The World Heritage-listed Wet Tropics is home to approximately 54 species of frogs. Some of which prefer cooler climes, residing higher in the mountains, while some are even partial to a home visit.

  • With a pure white upper lip, it’s probably not the most inventive name, but it does make the white-lipped tree frog (Litoria infrafrenata) one of the easiest to identify. They can reach over 130mm in length, from the tip of the snout to the vent and have a surprisingly loud call, resembling the bark of a dog.

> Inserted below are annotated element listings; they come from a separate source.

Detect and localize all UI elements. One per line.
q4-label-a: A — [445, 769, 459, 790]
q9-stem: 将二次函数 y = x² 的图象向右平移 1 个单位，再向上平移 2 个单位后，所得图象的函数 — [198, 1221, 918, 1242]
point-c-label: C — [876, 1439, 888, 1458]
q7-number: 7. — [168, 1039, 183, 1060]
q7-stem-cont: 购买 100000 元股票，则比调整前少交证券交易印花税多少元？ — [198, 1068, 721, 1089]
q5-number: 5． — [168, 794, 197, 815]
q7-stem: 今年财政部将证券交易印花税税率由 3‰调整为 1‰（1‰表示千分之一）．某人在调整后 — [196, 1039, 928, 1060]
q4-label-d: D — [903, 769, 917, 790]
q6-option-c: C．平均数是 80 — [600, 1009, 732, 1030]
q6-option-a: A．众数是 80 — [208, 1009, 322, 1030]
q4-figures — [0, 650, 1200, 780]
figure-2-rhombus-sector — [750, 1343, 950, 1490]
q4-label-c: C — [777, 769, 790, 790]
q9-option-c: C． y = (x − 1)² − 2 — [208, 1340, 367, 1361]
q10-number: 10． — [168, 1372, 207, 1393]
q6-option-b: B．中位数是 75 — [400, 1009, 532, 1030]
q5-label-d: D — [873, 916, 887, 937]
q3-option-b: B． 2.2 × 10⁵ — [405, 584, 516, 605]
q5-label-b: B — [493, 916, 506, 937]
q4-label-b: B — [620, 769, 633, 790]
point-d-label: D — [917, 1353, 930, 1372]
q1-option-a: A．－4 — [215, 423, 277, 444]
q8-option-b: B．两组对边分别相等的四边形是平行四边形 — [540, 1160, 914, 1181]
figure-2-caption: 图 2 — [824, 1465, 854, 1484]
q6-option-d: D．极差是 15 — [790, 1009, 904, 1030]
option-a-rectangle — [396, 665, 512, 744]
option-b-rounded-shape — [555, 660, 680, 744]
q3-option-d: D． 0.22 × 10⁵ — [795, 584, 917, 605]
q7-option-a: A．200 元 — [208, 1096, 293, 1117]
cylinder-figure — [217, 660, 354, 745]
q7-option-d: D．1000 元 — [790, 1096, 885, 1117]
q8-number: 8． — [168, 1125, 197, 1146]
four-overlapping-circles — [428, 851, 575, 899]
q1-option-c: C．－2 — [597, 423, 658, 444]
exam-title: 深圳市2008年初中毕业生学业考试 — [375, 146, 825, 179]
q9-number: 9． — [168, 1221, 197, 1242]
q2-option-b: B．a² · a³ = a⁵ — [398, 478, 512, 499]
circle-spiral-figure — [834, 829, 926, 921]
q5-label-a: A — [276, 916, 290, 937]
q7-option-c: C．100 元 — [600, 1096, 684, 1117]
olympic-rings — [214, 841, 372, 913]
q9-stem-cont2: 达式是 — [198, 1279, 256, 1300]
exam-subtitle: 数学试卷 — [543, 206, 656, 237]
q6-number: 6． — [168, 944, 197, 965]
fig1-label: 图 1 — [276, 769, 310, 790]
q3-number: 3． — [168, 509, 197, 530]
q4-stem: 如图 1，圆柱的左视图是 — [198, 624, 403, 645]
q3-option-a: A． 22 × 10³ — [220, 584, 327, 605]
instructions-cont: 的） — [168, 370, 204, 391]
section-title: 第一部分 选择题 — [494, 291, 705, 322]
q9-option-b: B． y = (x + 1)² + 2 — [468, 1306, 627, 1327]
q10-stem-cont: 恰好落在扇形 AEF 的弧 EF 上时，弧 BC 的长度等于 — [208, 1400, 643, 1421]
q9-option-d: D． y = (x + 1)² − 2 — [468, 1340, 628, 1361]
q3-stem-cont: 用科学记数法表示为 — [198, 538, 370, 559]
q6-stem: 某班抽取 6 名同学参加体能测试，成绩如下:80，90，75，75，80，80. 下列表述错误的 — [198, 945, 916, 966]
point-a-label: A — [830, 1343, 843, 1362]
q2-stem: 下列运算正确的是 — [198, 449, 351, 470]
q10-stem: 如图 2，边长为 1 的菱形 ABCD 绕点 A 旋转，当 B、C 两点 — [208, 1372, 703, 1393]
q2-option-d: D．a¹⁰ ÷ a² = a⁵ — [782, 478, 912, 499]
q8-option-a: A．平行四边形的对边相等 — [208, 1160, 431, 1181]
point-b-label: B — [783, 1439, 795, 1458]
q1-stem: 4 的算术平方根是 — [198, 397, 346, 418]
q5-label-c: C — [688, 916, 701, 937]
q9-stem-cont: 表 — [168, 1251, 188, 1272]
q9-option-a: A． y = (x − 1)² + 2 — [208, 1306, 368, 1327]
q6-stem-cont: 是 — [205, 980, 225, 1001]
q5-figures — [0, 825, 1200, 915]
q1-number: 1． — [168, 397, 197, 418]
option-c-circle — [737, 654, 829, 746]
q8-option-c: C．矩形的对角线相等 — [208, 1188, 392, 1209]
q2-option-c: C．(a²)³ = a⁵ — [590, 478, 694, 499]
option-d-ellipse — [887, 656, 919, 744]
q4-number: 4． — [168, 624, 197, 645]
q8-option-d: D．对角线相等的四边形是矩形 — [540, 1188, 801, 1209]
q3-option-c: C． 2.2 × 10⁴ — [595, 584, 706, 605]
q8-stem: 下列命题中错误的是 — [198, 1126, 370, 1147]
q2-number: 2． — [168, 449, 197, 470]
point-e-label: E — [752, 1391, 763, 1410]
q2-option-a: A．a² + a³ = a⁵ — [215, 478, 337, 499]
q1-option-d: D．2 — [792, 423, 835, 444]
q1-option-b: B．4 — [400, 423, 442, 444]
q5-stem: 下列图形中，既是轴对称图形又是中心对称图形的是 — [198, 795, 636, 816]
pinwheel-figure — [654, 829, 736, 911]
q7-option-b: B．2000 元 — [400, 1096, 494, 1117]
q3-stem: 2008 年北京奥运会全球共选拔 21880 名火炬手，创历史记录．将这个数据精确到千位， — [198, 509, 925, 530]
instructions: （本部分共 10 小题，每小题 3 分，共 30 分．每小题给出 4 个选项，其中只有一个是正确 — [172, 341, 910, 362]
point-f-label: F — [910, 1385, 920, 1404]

  • The common green tree frog (Litoria caerulea) has large, flat discs for fingers, which it uses to help climb. Their homing instinct often sees them removed from a mailbox, only to return. They are also found around outdoor toilets and gutter pipes, but their more natural environment is in forests, wetlands, or woodlands. Their call is like a 'crawk...crawk....crawk'.
  • The short-footed waterholding frog (Cyclorana brevipes) can be found in the Townsville area and the western reaches of the Atherton Tablelands. Distinguished by its yellow-beige colour with broken brown stripes or blotches down its back, this fascinating frog survives the dry months by encasing itself in a 'plastic bag' made from its skin. They 'hibernate' in this bag until the heavy rains return after which they climb back to the surface, swallow the bag and breed quickly before the waters dry up again.
  • Long jumpers are those little guys that can clear the width of a road in two leaps. There are a few different species, ranging in size from as small as the 2cm dwarf rocket frog (Litoria microbelos) to the 6cm striped rocket frog (Litoria nasuta).